There’s nothing generic in her five inquiries. They’re tailored to the day’s guest, and she does her research. Somehow, she homed in on the essence of what I do while also making me think about it in a fresh light. One of her points indulges in special interest of hers – food – but even there, she makes it personal to her guest, as you’ll see.
I’ll apologize for the length of my answers, but the questions were multifaceted and stirred up much more than I could possibly include. She was free to cut or condense, of course, but didn’t.
~*~
Willow herself is also a fellow poet, and that feeds into her compassionate curiosity.
Still, she’s surprisingly elusive in a digital age, even while being a comforting presence. Her blog, for instance, has no About page.

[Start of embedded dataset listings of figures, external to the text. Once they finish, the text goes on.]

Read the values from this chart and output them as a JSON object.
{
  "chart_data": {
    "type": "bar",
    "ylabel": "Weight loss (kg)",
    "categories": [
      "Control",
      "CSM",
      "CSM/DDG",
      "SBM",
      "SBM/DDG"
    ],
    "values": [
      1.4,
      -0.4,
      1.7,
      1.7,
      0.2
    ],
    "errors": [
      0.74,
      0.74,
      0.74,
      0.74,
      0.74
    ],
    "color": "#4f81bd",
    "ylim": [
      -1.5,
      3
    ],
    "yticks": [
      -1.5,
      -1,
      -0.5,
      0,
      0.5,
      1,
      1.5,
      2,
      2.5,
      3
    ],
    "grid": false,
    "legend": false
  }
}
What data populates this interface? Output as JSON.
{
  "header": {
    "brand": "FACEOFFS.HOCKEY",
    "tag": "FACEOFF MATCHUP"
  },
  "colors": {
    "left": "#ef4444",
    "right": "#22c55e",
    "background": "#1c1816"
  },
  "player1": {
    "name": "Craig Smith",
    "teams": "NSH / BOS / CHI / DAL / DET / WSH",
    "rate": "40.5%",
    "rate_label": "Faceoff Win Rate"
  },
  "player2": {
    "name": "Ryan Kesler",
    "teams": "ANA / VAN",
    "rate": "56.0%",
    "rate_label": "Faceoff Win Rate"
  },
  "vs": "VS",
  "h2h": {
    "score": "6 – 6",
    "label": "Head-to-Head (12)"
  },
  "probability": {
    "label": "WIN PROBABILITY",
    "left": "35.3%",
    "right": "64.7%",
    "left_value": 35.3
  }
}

From the bits I’ve gathered, she grew up somewhere in the South, where she quickly resisted the enforced conformity, and recently relocated from New Mexico to Kansas, even though she dreams of someday settling in Scotland. Oh, yes, she also favors British spellings over American, as in “colour.”
I’m supposing she’s a water sign – Cancer, Pisces, or Scorpio. She claims to be middle-age, though I would have guessed a very wise late twenties to mid-thirties, based on her uninhibited tastes, and a cat lover.

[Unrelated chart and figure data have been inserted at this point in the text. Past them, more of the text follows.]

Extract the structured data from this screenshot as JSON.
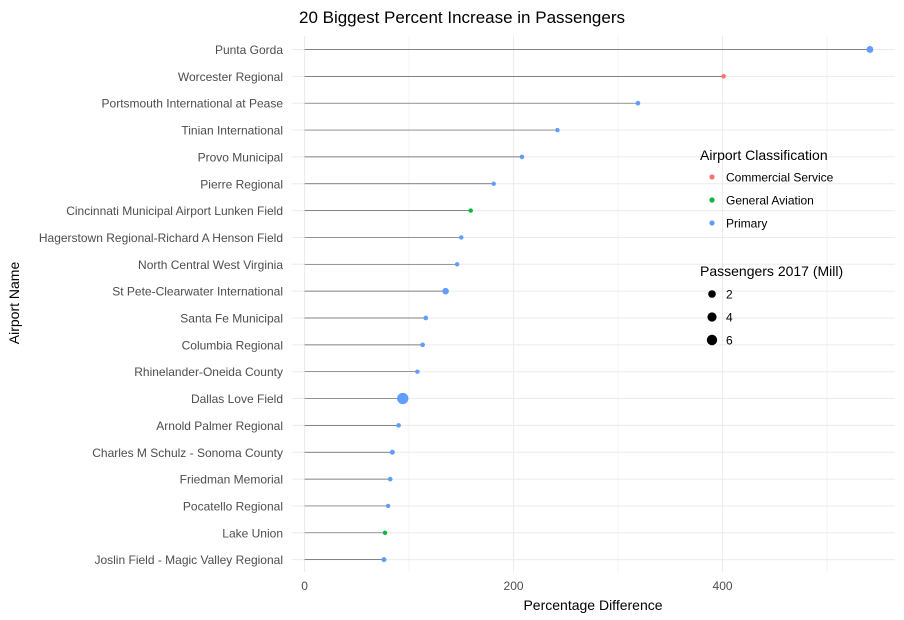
{
  "chart_data": {
    "type": "scatter",
    "subtype": "lollipop",
    "title": "20 Biggest Percent Increase in Passengers",
    "xlabel": "Percentage Difference",
    "ylabel": "Airport Name",
    "xlim": [
      -12,
      565
    ],
    "x_ticks": [
      0,
      200,
      400
    ],
    "grid": true,
    "legend_position": "right",
    "color_legend": {
      "title": "Airport Classification",
      "entries": [
        {
          "label": "Commercial Service",
          "color": "#F8766D"
        },
        {
          "label": "General Aviation",
          "color": "#00BA38"
        },
        {
          "label": "Primary",
          "color": "#619CFF"
        }
      ]
    },
    "size_legend": {
      "title": "Passengers 2017 (Mill)",
      "entries": [
        {
          "label": "2",
          "value": 2
        },
        {
          "label": "4",
          "value": 4
        },
        {
          "label": "6",
          "value": 6
        }
      ]
    },
    "points": [
      {
        "airport": "Punta Gorda",
        "pct_diff": 541,
        "classification": "Primary",
        "passengers_mill": 1.3
      },
      {
        "airport": "Worcester Regional",
        "pct_diff": 401,
        "classification": "Commercial Service",
        "passengers_mill": 0.1
      },
      {
        "airport": "Portsmouth International at Pease",
        "pct_diff": 319,
        "classification": "Primary",
        "passengers_mill": 0.1
      },
      {
        "airport": "Tinian International",
        "pct_diff": 242,
        "classification": "Primary",
        "passengers_mill": 0.05
      },
      {
        "airport": "Provo Municipal",
        "pct_diff": 208,
        "classification": "Primary",
        "passengers_mill": 0.1
      },
      {
        "airport": "Pierre Regional",
        "pct_diff": 181,
        "classification": "Primary",
        "passengers_mill": 0.05
      },
      {
        "airport": "Cincinnati Municipal Airport Lunken Field",
        "pct_diff": 159,
        "classification": "General Aviation",
        "passengers_mill": 0.05
      },
      {
        "airport": "Hagerstown Regional-Richard A Henson Field",
        "pct_diff": 150,
        "classification": "Primary",
        "passengers_mill": 0.05
      },
      {
        "airport": "North Central West Virginia",
        "pct_diff": 146,
        "classification": "Primary",
        "passengers_mill": 0.05
      },
      {
        "airport": "St Pete-Clearwater International",
        "pct_diff": 135,
        "classification": "Primary",
        "passengers_mill": 1.0
      },
      {
        "airport": "Santa Fe Municipal",
        "pct_diff": 116,
        "classification": "Primary",
        "passengers_mill": 0.1
      },
      {
        "airport": "Columbia Regional",
        "pct_diff": 113,
        "classification": "Primary",
        "passengers_mill": 0.1
      },
      {
        "airport": "Rhinelander-Oneida County",
        "pct_diff": 108,
        "classification": "Primary",
        "passengers_mill": 0.05
      },
      {
        "airport": "Dallas Love Field",
        "pct_diff": 94,
        "classification": "Primary",
        "passengers_mill": 7.8
      },
      {
        "airport": "Arnold Palmer Regional",
        "pct_diff": 90,
        "classification": "Primary",
        "passengers_mill": 0.1
      },
      {
        "airport": "Charles M Schulz - Sonoma County",
        "pct_diff": 84,
        "classification": "Primary",
        "passengers_mill": 0.2
      },
      {
        "airport": "Friedman Memorial",
        "pct_diff": 82,
        "classification": "Primary",
        "passengers_mill": 0.1
      },
      {
        "airport": "Pocatello Regional",
        "pct_diff": 80,
        "classification": "Primary",
        "passengers_mill": 0.05
      },
      {
        "airport": "Lake Union",
        "pct_diff": 77,
        "classification": "General Aviation",
        "passengers_mill": 0.05
      },
      {
        "airport": "Joslin Field - Magic Valley Regional",
        "pct_diff": 76,
        "classification": "Primary",
        "passengers_mill": 0.2
      }
    ]
  }
}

A croft, by the way, is a small enclosed pasture, often with a cottage – and a resident known as a crofter. As for willows? How evocative – there’s water, after all, and resiliency.
A clue to her name and outlook may be this, from a piece she wrote for MookyChick: “Transform your backyard from a one-note turf lawn to a meadow-like garden that has a little something for every visitor; be it birds or flying insects and bugs. Avoid the use of leaf blowers, weed whackers, and pesticides in order to give nature the chance to tend to itself.”
Actually, that’s not a bad description for what you’ll see in her own work and life as well.